The SEC says, "We believe that the new liquidity requirements will decrease liquidity risk. As discussed above, they are designed to increase a money market fund's ability to withstand illiquid markets by ensuring that the fund further limits its acquisitions of illiquid securities and that a certain percentage of its assets are held in daily and weekly liquid assets. Under the general liquidity requirement, moreover, each money market fund must assess its liquidity needs on an ongoing basis and take additional actions as appropriate in order to manage its liquidity. Together, these requirements should decrease the likelihood that a fund would have to realize losses from selling portfolio securities into an illiquid market to satisfy redemption requests, which could put pressure on the fund's ability to maintain a stable net asset value."
They say, "We believe that a reduction of these credit, interest rate, spread, and liquidity risks will better enable money market funds to weather market turbulence and maintain a stable net asset value per share. The amendments are designed to reduce the risk that a money market fund will break the buck, and thereby prevent losses to fund investors. To the extent that money market funds are more stable, they also will reduce systemic risk to the capital markets and provide a more stable source of financing for issuers of short-term credit instruments, thus promoting capital formation. If money market funds become more stable investments as a result of the rule amendments, they may attract further investment, increasing their role as a source of capital."

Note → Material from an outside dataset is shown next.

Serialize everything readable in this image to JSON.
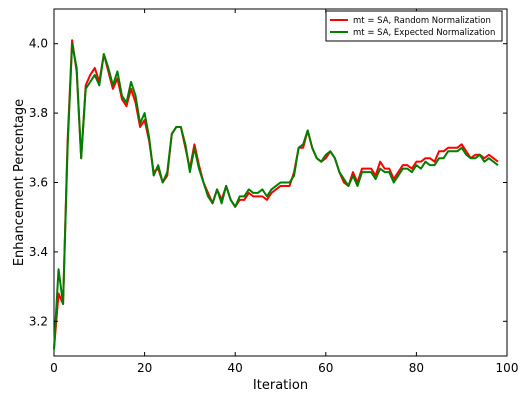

On "Costs" (see page 125), the SEC says, "We recognize that our amendments regarding second tier securities, portfolio maturity, and liquidity will impose costs on some money market funds. For example, yields might decrease in funds depending on their current positions in second tier securities, less liquid securities, and longer term instruments because those instruments typically offer above average yields. We note that the yield offered by a security is tied to its risk. It is important to consider our rule amendments' impact on money market fund yields in this context."